Sacramento Briefing Explores Integration of Physical and Behavioral Health in Medi-Cal

Alice Washington
Alice Washington told the CHCF Sacramento briefing that the focus on her serious mental illness de-prioritized her physical health care. Integrated care helped put her life back into balance. Photo: Avram Goldstein

Hundreds of providers, administrators, government officials, consumers, and advocates attended a CHCF briefing last week to learn how Medicaid programs can integrate behavioral health services — mental health care and treatment of substance use disorder — and physical health care.

The February 18 event in Sacramento shared information about how Medicaid programs outside California approach the integration of physical and behavioral health, as well as what county-plan partnerships in California are working on. Many people think of integration as something that happens mainly at the clinical level, such as teaming physical care and behavioral care providers in the same location. But unless integration also occurs on the financial, operational, and administrative levels, it will be much harder to successfully provide integrated care.

Available Resources

Last year, CHCF and Well Being Trust published Behavioral Health Integration in Medi-Cal: A Blueprint for California. Building on that groundwork, CHCF supported other recent analyses, including:

The briefing provided context for discussions of the draft plan for the state’s multiyear CalAIM (California Advancing and Innovating Medi-Cal) initiative. CalAIM includes several proposals that could help advance behavioral health integration and a proposal for local pilots that would integrate the full Medi-Cal benefit under one entity.

Right now, most Californians insured through Medi-Cal must navigate three separate systems of care — one for physical conditions such as diabetes, one for serious mental health issues such as schizophrenia, and another for substance use disorders like alcoholism.

Three Disconnected Systems of Care in Medi-Cal

These systems often do not communicate with one another about patients’ care, leading to poorly coordinated or duplicative services and worse outcomes. California’s system is unwieldy and challenging for patients and providers to navigate. It’s also not so different from systems in other states — many of which are moving to more integrated systems.

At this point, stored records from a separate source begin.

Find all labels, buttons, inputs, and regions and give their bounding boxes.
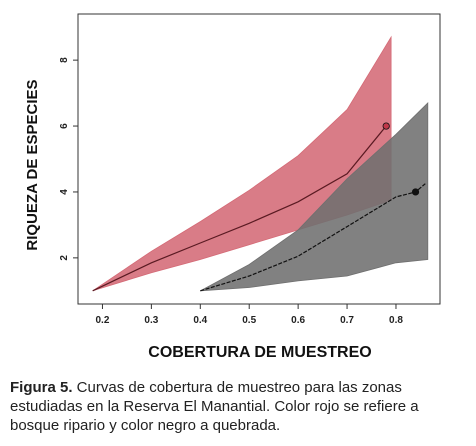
x-tick-label: 0.7 <box>340 315 354 326</box>
x-tick-label: 0.2 <box>96 315 110 326</box>
series-2-confidence-band <box>200 102 429 292</box>
x-tick-label: 0.3 <box>144 315 158 326</box>
y-tick-label: 4 <box>59 189 70 195</box>
series-2-endpoint <box>411 188 420 196</box>
x-tick-label: 0.6 <box>291 315 305 326</box>
x-axis-title: COBERTURA DE MUESTREO <box>148 344 371 361</box>
y-tick-label: 2 <box>59 255 70 261</box>
caption-text: Curvas de cobertura de muestreo para las… <box>10 379 419 434</box>
y-axis-title: RIQUEZA DE ESPECIES <box>24 79 41 250</box>
x-tick-label: 0.8 <box>389 315 403 326</box>
y-tick-label: 8 <box>59 57 70 63</box>
confidence-bands <box>92 35 429 292</box>
y-axis-ticks: 2 4 6 8 <box>59 57 78 261</box>
x-tick-label: 0.5 <box>242 315 256 326</box>
series-1-curve <box>92 125 387 292</box>
series-1-endpoint <box>382 122 390 130</box>
sampling-coverage-chart: 0.2 0.3 0.4 0.5 0.6 0.7 0.8 2 4 6 8 COBERTURA DE … <box>24 13 441 361</box>
series-curves <box>92 122 426 292</box>
y-tick-label: 6 <box>59 123 70 129</box>
x-axis-ticks: 0.2 0.3 0.4 0.5 0.6 0.7 0.8 <box>96 304 403 326</box>
series-1-confidence-band <box>92 35 392 292</box>
x-tick-label: 0.4 <box>193 315 207 326</box>
plot-frame <box>77 13 441 305</box>
figure-caption: Figura 5. Curvas de cobertura de muestre… <box>10 378 470 435</box>
caption-label: Figura 5. <box>10 379 73 396</box>
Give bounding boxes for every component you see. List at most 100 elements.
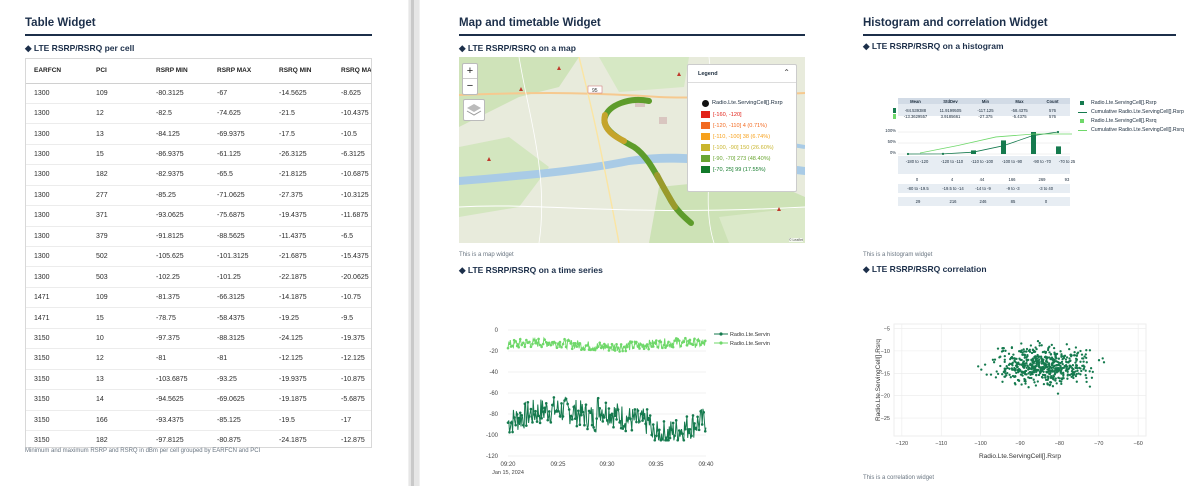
scatter-point (1028, 370, 1031, 374)
y-tick-label: -40 (489, 370, 498, 376)
table-cell: -10.5 (333, 123, 371, 145)
scatter-point (1070, 354, 1073, 357)
scatter-point (1061, 358, 1064, 361)
legend-swatch (701, 133, 710, 140)
scatter-point (1022, 353, 1026, 356)
series-point (650, 433, 654, 437)
series-point (653, 438, 657, 442)
series-point (622, 424, 626, 428)
scatter-point (1016, 378, 1020, 382)
table-cell: -93.0625 (148, 205, 209, 227)
scatter-point (1037, 361, 1040, 364)
rsrp-bin-label: -110 to -100 (970, 159, 994, 164)
series-point (633, 408, 637, 411)
column-header[interactable]: RSRQ MAX (333, 59, 371, 84)
rsrp-bin-count: 269 (1038, 177, 1046, 182)
correlation-chart[interactable]: −120 −110 −100 −90 −80 −70 −60−5−10−15−20−25Ra… (866, 318, 1166, 466)
series-point (642, 417, 646, 420)
scatter-point (1046, 348, 1050, 352)
column-header[interactable]: RSRQ MIN (271, 59, 333, 84)
scatter-point (1046, 361, 1049, 364)
table-row: 1300 277 -85.25 -71.0625 -27.375 -10.3125 (26, 185, 371, 207)
series-point (648, 414, 652, 417)
series-point (661, 346, 664, 350)
table-cell: -101.3125 (209, 246, 271, 268)
scatter-point (1059, 361, 1062, 365)
series-point (624, 429, 628, 433)
column-header[interactable]: RSRP MIN (148, 59, 209, 84)
scatter-point (1045, 359, 1048, 362)
stats-cell: -58.4375 (1011, 108, 1028, 113)
scatter-point (1031, 371, 1034, 374)
series-point (696, 415, 699, 419)
scatter-point (1050, 363, 1054, 367)
scatter-point (1038, 341, 1041, 345)
stats-cell: 576 (1049, 108, 1056, 113)
scatter-point (1097, 359, 1101, 362)
data-table-container[interactable]: EARFCN PCI RSRP MIN RSRP MAX RSRQ MIN RSRQ MA… (25, 58, 372, 448)
series-point (598, 407, 602, 410)
scatter-point (1084, 374, 1087, 377)
correlation-note: This is a correlation widget (863, 475, 935, 481)
zoom-out-button[interactable]: − (466, 80, 474, 92)
column-header[interactable]: PCI (88, 59, 148, 84)
legend-swatch (1080, 119, 1084, 123)
scatter-point (995, 370, 998, 373)
table-row: 1300 109 -80.3125 -67 -14.5625 -8.625 (26, 83, 371, 104)
column-header[interactable]: RSRP MAX (209, 59, 271, 84)
scatter-point (1018, 370, 1021, 373)
correlation-subtitle: ◆ LTE RSRP/RSRQ correlation (863, 264, 987, 274)
scatter-point (1011, 361, 1014, 364)
scatter-point (1039, 369, 1043, 372)
series-point (535, 341, 539, 345)
scatter-point (1076, 367, 1079, 370)
scatter-point (1029, 344, 1033, 347)
scatter-point (1040, 360, 1043, 363)
series-point (601, 420, 605, 423)
scatter-point (1004, 349, 1007, 352)
table-cell: -101.25 (209, 266, 271, 288)
map-view[interactable]: 95 + − Legend ⌃ Radio.Lte.ServingCell[].… (459, 57, 805, 243)
scatter-point (1041, 350, 1045, 354)
y-tick-label: -20 (489, 349, 498, 355)
series-point (653, 341, 657, 344)
scatter-point (1007, 352, 1011, 355)
layers-button[interactable] (463, 99, 485, 121)
series-point (612, 425, 615, 429)
scatter-point (1046, 382, 1049, 385)
column-header[interactable]: EARFCN (26, 59, 88, 84)
series-point (651, 345, 655, 348)
zoom-in-button[interactable]: + (463, 64, 477, 79)
series-point (583, 423, 586, 427)
legend-label: Radio.Lte.ServingCell[].Rsrq (1091, 118, 1157, 124)
series-point (673, 339, 676, 343)
pct-tick-label: 50% (887, 139, 896, 144)
series-point (615, 418, 618, 421)
x-tick-label: −70 (1094, 441, 1103, 447)
table-subtitle: ◆ LTE RSRP/RSRQ per cell (25, 43, 135, 53)
table-row: 3150 12 -81 -81 -12.125 -12.125 (26, 348, 371, 370)
scatter-point (1059, 350, 1062, 353)
scatter-point (1059, 369, 1062, 372)
series-point (532, 413, 536, 416)
table-cell: -86.9375 (148, 144, 209, 166)
table-cell: -81.375 (148, 287, 209, 309)
scatter-point (1033, 371, 1036, 374)
scatter-point (1068, 347, 1071, 351)
rsrq-bin-label: -3 to 40 (1038, 186, 1054, 191)
scatter-point (996, 372, 1000, 376)
series-point (561, 342, 565, 346)
series-point (607, 407, 611, 410)
scatter-point (1083, 365, 1086, 368)
series-point (668, 436, 672, 440)
resize-handle[interactable] (411, 0, 414, 486)
histogram-chart[interactable]: Mean StdDev Min Max Count -84.539388 11.919950… (880, 96, 1184, 214)
chevron-up-icon[interactable]: ⌃ (783, 68, 790, 77)
scatter-point (1015, 357, 1018, 361)
scatter-point (1085, 356, 1088, 360)
table-cell: 13 (88, 369, 148, 391)
map-attribution[interactable]: © Leaflet (788, 238, 803, 242)
series-point (613, 414, 617, 418)
scatter-point (1036, 355, 1040, 358)
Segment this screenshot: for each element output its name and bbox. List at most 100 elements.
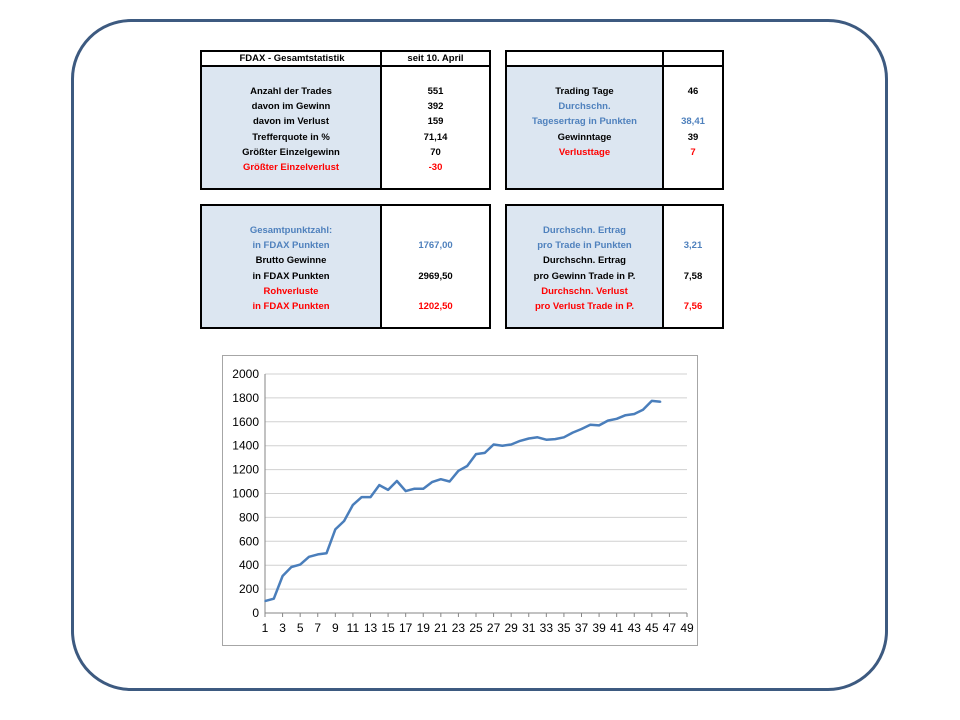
row-value: 7,56	[683, 301, 703, 312]
x-tick-label: 41	[610, 621, 624, 635]
x-tick-label: 17	[399, 621, 413, 635]
y-tick-label: 400	[239, 558, 259, 572]
data-point	[642, 409, 644, 411]
data-point	[290, 566, 293, 568]
row-value	[664, 253, 722, 268]
stats-table-trades: FDAX - Gesamtstatistik seit 10. April An…	[200, 50, 491, 190]
data-point	[448, 480, 451, 483]
header-period: seit 10. April	[407, 53, 464, 64]
data-point	[501, 444, 504, 447]
data-point	[299, 563, 301, 566]
y-tick-label: 1000	[232, 487, 259, 501]
data-point	[308, 556, 310, 558]
column-divider	[662, 206, 664, 327]
column-divider	[662, 52, 664, 188]
row-label: Gesamtpunktzahl:	[249, 225, 333, 236]
x-tick-label: 3	[279, 621, 286, 635]
y-tick-label: 2000	[232, 367, 259, 381]
column-divider	[380, 52, 382, 188]
data-point	[651, 400, 653, 402]
data-point	[589, 423, 592, 426]
data-point	[387, 489, 389, 491]
y-tick-label: 1200	[232, 463, 259, 477]
x-tick-label: 33	[540, 621, 554, 635]
row-value: 392	[427, 101, 444, 113]
data-point	[396, 480, 398, 482]
data-point	[545, 438, 548, 441]
row-label: davon im Verlust	[252, 116, 330, 128]
data-point	[404, 490, 407, 492]
x-tick-label: 19	[417, 621, 431, 635]
data-point	[483, 452, 486, 454]
stats-table-days: Trading Tage 46 Durchschn. Tagesertrag in P…	[505, 50, 724, 190]
data-point	[378, 484, 381, 486]
x-tick-label: 25	[469, 621, 483, 635]
data-point	[624, 414, 627, 417]
y-tick-label: 0	[252, 606, 259, 620]
x-tick-label: 1	[262, 621, 269, 635]
x-tick-label: 31	[522, 621, 536, 635]
data-point	[519, 440, 521, 442]
x-tick-label: 43	[628, 621, 642, 635]
data-point	[571, 431, 574, 434]
y-tick-label: 800	[239, 510, 259, 524]
value-column	[382, 206, 489, 327]
row-label: Trading Tage	[555, 86, 614, 97]
data-point	[369, 496, 372, 498]
row-label: Durchschn.	[558, 101, 611, 113]
row-label: Gewinntage	[557, 131, 612, 143]
x-tick-label: 35	[557, 621, 571, 635]
data-point	[334, 528, 337, 531]
data-point	[431, 481, 433, 483]
table-header	[507, 52, 722, 67]
row-value: 3,21	[683, 240, 703, 252]
x-tick-label: 45	[645, 621, 659, 635]
data-point	[527, 437, 530, 440]
x-tick-label: 27	[487, 621, 501, 635]
x-tick-label: 9	[332, 621, 339, 635]
value-column	[382, 67, 489, 188]
data-point	[536, 436, 539, 439]
row-label: in FDAX Punkten	[252, 301, 330, 312]
row-value: 7,58	[683, 270, 703, 282]
data-point	[633, 413, 636, 415]
data-point	[352, 504, 354, 506]
data-point	[325, 552, 328, 555]
row-value: -30	[428, 162, 443, 173]
x-tick-label: 11	[347, 621, 360, 635]
data-point	[659, 401, 662, 403]
table-header: FDAX - Gesamtstatistik seit 10. April	[202, 52, 489, 67]
row-label: in FDAX Punkten	[252, 270, 330, 282]
data-point	[281, 575, 284, 577]
row-label: pro Trade in Punkten	[537, 240, 632, 252]
row-label: in FDAX Punkten	[252, 240, 330, 252]
x-tick-label: 13	[364, 621, 378, 635]
y-tick-label: 1800	[232, 391, 259, 405]
row-value	[664, 99, 722, 114]
x-tick-label: 21	[434, 621, 448, 635]
y-tick-label: 200	[239, 582, 259, 596]
row-label: Durchschn. Ertrag	[543, 225, 626, 236]
row-value: 38,41	[681, 116, 705, 128]
row-value	[382, 253, 489, 268]
row-label: Durchschn. Verlust	[541, 285, 628, 297]
data-point	[510, 443, 512, 446]
data-point	[607, 419, 609, 422]
x-tick-label: 23	[452, 621, 466, 635]
data-point	[466, 465, 469, 467]
data-point	[475, 453, 477, 455]
row-value	[664, 284, 722, 299]
row-value: 70	[430, 146, 441, 158]
row-label: Brutto Gewinne	[255, 255, 327, 267]
stats-table-averages: Durchschn. Ertrag pro Trade in Punkten 3,2…	[505, 204, 724, 329]
y-tick-label: 1600	[232, 415, 259, 429]
row-label: davon im Gewinn	[251, 101, 331, 113]
data-point	[360, 496, 363, 498]
data-point	[440, 478, 442, 480]
x-tick-label: 7	[314, 621, 321, 635]
x-tick-label: 15	[381, 621, 395, 635]
x-tick-label: 37	[575, 621, 589, 635]
data-point	[422, 487, 425, 490]
row-value: 46	[687, 86, 699, 97]
row-label: Größter Einzelverlust	[242, 162, 340, 173]
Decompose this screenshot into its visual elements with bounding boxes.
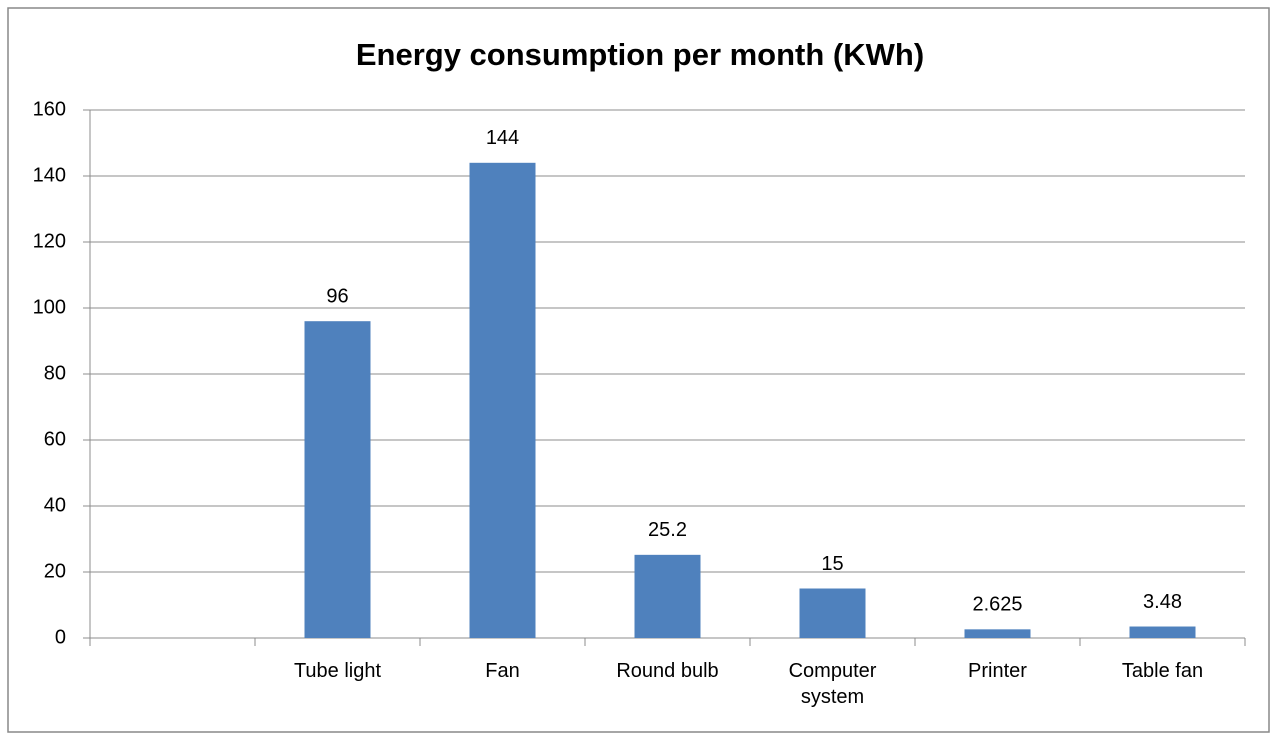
- bar: [799, 588, 866, 638]
- bar: [469, 162, 536, 639]
- bar: [634, 554, 701, 638]
- data-label: 96: [326, 285, 348, 307]
- y-tick-label: 20: [44, 560, 66, 582]
- y-tick-label: 120: [33, 230, 66, 252]
- x-tick-label: Tube light: [293, 660, 382, 682]
- x-tick-label: Fan: [485, 660, 520, 682]
- y-tick-label: 0: [55, 626, 66, 648]
- data-label: 3.48: [1143, 591, 1182, 613]
- bar: [1129, 626, 1196, 638]
- y-tick-label: 80: [44, 362, 66, 384]
- bar: [304, 321, 371, 638]
- y-tick-label: 40: [44, 494, 66, 516]
- data-label: 2.625: [972, 594, 1022, 616]
- y-tick-label: 100: [33, 296, 66, 318]
- y-tick-label: 140: [33, 164, 66, 186]
- y-tick-label: 160: [33, 98, 66, 120]
- x-tick-label: Table fan: [1121, 660, 1204, 682]
- data-label: 144: [486, 127, 519, 149]
- y-tick-label: 60: [44, 428, 66, 450]
- x-tick-label: Printer: [968, 660, 1027, 682]
- bar: [964, 629, 1031, 638]
- chart-title: Energy consumption per month (KWh): [356, 37, 924, 72]
- data-label: 15: [821, 553, 843, 575]
- x-tick-label: Computer system: [788, 660, 877, 708]
- x-tick-label: Round bulb: [616, 660, 719, 682]
- data-label: 25.2: [648, 519, 687, 541]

Different Places, Different Approaches

At the briefing, Allison Hamblin of the Center for Health Care Strategies outlined the range of approaches to integration (PDF) taken by other states. Washington and Arizona are among the states that have changed their systems to manage all Medicaid benefits under one accountable entity, Hamblin explained. In Arizona, which has specialty managed care plans designed specifically for people with serious behavioral health needs, the early findings are encouraging. Adults with serious mental illness showed improvement in all measures related to patient experience, ambulatory care, preventive care, and chronic disease management.

On a regional basis, Washington is rolling out fully integrated care through managed care plans for all Medicaid enrollees. Early results in one region show better access to treatment, as well as improvements in social measures such as homelessness and criminal justice interactions. These integration efforts are recent in most states, so much is yet to be learned.

Here in California, representatives of county governments and health plans told the briefing audience about progress and challenges in efforts to integrate services, operations, or financing. San Bernardino County’s Behavioral Health Department and the Inland Empire Health Plan are planning integration of primary care services with county mental health clinics at several sites. Representatives from San Mateo County Health described their work with the Health Plan of San Mateo to identify the best way to manage their mutual members. And Partnership HealthPlan of California is inching closer to managing the state’s substance use disorder benefit, known as the Drug Medi-Cal Organized Delivery System, in 8 of the 14 Northern California counties it serves.

Alice Washington, an associate with the California Institute for Behavioral Health Solutions, gave the briefing audience a consumer perspective. Alice said that, after she developed a serious mental illness in her late 20s, “physical health care fell off the radar,” and she developed diabetes as a result of her medication. She has “recovered to a place of wellness” due partly to the integrated physical and behavioral health care she receives and through her work with a cross-disciplinary care team.

Key Takeaways

A few lessons stood out from the briefing:

First, this work depends on relationships. Different systems have different languages, cultures, and expectations, and it takes time to achieve trust and learn to work together.

Second, it is hard, and it is time-consuming. But there are resources and models that can provide guidance.

Third, the state could make it easier for counties that want to work with local physical health providers and health plans to explore more efficient and productive ways to provide care for their shared members. These include providing guidance on data sharing and supporting efforts to integrate financing.

Fourth, consumers must be involved. Without their input into system design, integration can’t succeed.

CHCF will continue to share relevant research about how integration is working in Medicaid programs around the nation and how it could work in California.